Within the narrative, language plays a critical role. Jake (Yekl) uses it to show how much he has embraced American culture, by using English words as much as possible. He also uses his knowledge of the English language to both impress and ridicule Gitl for his knowledge and her ignorance. Mamie is another character who knows English quite well, which is a sign of her Americanization. Additionally, Mamie uses English to alienate Gitl during their first meeting. In many ways, knowledge of English operates as a symbol of power in this story.

=== Masculinity ===
Throughout the novella Jake (Yekl) repeats the phrase "Dot'sh a' kin' a man I am!," however, it's never clear what kind of man he actually is. Jake presents himself as a bachelor before his wife and son's arrival to New York and then can't seem to decide if he has enough love to stay with them or not. In the end, he decides to leave them for the Americanized Mamie and finds himself dreading that decision. Given the contrast between Jake's declaration and his actions, Cahan seems to imply that Jake's presentation of masculinity is far different from his understanding of it.

=== Education ===
The issue of education is raised early on in the novella. Jake (Yekl) is an uneducated man, whose English is derived from his desire to become an American. Mr. Bernstein, on the other hand, spends his time reading newspapers with an English dictionary in order to get a proper understanding of the language. Literary critic Lori Jirousek-Falls describes Yekl's education style as "incidental" and Mr. Bernstein's as "intentional." As a result, the two characters embark on different trajectories as the story develops. In the end, Mr. Bernstein and Gitl end up happily married, while Jake hopes that the ride to the court house will last indefinitely so he can remain a bachelor forever. Jirousek-Falls concludes that "Berstein represents the immigrant who prizes scholarship highly and discovers ways to incorporate Old World traditions with New World success," whereas Jake casts his Old World traditions aside, in favor of embracing American culture in an impulsive, unproductive way. Both characters have authority over their choices, but it's clear that Cahan suggests that "intentional" education is more rewarding path.
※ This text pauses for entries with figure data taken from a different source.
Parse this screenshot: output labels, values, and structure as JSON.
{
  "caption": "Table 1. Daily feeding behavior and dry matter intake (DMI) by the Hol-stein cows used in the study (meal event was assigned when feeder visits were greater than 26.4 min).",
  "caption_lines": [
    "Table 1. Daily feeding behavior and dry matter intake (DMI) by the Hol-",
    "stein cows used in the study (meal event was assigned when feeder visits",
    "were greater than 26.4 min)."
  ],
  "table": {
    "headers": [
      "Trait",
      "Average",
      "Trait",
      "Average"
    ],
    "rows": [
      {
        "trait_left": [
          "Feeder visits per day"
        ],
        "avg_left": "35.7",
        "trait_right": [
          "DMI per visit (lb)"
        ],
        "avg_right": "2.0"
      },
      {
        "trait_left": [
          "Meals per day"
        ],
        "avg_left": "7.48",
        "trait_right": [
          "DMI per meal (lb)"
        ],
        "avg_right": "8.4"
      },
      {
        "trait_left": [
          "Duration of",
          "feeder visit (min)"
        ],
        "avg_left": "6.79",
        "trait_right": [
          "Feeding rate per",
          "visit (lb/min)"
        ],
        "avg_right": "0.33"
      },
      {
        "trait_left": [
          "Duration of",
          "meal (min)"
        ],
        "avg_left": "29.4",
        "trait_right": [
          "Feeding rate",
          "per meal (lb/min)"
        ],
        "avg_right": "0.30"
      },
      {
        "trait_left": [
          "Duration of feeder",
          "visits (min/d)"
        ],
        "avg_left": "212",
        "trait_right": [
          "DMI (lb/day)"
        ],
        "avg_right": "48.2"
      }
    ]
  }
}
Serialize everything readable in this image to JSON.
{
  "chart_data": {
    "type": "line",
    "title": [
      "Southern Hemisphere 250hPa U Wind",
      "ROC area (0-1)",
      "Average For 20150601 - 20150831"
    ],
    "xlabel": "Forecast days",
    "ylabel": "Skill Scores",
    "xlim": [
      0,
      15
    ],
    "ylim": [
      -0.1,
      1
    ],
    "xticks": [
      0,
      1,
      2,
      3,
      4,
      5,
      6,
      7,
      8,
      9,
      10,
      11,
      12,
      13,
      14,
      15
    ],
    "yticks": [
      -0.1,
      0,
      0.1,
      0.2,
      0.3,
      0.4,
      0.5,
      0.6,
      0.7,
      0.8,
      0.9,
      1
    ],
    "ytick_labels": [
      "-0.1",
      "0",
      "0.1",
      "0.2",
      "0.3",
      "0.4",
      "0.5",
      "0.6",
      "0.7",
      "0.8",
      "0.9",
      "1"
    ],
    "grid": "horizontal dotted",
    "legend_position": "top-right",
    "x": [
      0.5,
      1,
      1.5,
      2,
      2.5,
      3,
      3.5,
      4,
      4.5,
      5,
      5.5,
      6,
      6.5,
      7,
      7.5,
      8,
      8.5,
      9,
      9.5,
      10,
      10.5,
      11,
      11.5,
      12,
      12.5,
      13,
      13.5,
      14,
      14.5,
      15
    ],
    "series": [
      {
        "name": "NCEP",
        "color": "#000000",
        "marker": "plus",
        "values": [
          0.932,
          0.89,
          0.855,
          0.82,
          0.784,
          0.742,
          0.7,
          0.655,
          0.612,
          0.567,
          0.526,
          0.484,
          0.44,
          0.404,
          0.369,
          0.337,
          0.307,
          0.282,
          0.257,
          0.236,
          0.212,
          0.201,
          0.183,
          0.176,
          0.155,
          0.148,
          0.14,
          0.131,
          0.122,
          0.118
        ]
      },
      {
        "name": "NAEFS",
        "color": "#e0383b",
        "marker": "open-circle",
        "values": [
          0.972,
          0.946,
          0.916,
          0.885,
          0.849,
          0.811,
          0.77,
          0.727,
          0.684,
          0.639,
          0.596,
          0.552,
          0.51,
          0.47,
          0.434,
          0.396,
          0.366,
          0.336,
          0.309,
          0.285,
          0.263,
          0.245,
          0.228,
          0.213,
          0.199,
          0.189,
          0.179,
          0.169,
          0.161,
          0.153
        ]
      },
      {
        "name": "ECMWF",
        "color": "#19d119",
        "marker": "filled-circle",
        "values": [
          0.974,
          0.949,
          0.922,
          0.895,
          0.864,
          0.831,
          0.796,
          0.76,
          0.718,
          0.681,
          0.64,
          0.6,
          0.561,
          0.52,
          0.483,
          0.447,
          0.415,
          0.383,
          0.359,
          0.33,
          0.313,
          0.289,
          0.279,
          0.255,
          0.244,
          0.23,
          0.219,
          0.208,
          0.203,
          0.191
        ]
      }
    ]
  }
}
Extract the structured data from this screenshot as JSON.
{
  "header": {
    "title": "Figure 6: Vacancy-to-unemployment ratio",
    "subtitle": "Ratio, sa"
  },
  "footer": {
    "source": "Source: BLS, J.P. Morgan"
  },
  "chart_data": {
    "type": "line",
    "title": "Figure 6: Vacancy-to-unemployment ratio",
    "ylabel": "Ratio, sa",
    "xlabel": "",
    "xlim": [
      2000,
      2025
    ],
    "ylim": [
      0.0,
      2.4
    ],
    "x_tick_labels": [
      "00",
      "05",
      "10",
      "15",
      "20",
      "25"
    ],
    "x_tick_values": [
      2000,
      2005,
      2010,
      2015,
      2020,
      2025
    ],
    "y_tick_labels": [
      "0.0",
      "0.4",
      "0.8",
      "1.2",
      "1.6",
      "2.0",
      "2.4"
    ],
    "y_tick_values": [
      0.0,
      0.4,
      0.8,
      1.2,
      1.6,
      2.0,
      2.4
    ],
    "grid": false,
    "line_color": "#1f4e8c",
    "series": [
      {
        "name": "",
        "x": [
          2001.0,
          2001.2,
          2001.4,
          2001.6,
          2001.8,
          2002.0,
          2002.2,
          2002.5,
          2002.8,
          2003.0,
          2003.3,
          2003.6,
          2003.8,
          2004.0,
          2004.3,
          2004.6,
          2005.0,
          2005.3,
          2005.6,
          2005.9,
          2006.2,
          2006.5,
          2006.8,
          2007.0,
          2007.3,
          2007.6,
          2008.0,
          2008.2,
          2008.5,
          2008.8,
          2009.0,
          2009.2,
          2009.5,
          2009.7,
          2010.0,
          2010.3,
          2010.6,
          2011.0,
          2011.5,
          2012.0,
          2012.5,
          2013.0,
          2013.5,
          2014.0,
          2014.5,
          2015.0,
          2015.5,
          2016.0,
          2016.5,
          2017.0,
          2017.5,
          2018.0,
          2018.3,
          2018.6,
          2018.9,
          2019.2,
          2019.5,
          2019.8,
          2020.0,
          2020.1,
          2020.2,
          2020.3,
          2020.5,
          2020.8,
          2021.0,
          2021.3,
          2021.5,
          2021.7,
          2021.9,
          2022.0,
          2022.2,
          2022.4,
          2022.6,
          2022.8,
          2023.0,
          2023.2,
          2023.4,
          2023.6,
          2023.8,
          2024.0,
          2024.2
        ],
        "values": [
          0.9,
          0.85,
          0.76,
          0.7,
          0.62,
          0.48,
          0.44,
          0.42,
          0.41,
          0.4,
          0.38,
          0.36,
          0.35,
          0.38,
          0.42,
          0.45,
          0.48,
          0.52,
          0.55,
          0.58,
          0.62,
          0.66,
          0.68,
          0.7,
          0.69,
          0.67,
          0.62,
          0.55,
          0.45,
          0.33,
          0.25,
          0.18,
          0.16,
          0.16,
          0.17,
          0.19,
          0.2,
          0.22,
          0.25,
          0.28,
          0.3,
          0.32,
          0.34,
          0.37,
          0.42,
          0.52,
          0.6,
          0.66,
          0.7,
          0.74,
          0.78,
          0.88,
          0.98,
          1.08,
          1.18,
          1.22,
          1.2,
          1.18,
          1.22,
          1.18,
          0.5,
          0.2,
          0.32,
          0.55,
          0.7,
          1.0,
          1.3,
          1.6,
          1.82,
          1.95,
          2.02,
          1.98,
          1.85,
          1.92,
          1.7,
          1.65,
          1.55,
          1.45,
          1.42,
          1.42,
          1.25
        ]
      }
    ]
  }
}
== Publication and critical reception ==
After completing the manuscript, Abraham Cahan and William Dean Howells worked to find a publisher, which would be a difficult task. Much of this was to do with the literary market of the time that had not fully embraced realism and poorly concealed anti-Semitism present in the publishing industry. As a result, Cahan and Howells were rejected by a number of publishers including Harper's Weekly and McClure's. Frustrated, Cahan decided to translate Yekl into Yiddish and published it in his own paper under the original title, Yankele the Yankee. Howells was initially upset learning about this, but considered that the book was not published because it wasn't in English. Eventually, Howells would get the novella published with D. Appleton and Company, where it would be published in 1896.

Despite finding a publisher and the glowing review Howells gave the novella, Yekl was not a commercial success. Literary realism was still growing as a genre and contemporary readers seemed to want "their fiction to include beautiful people, attractive objects, and happy endings." As a result, some critics today feel that Yekl is a "neglected masterpiece", much like Kate Chopin's The Awakening, because of its examination of how dominant cultures impact minority groups; a problem that is still present in the United States.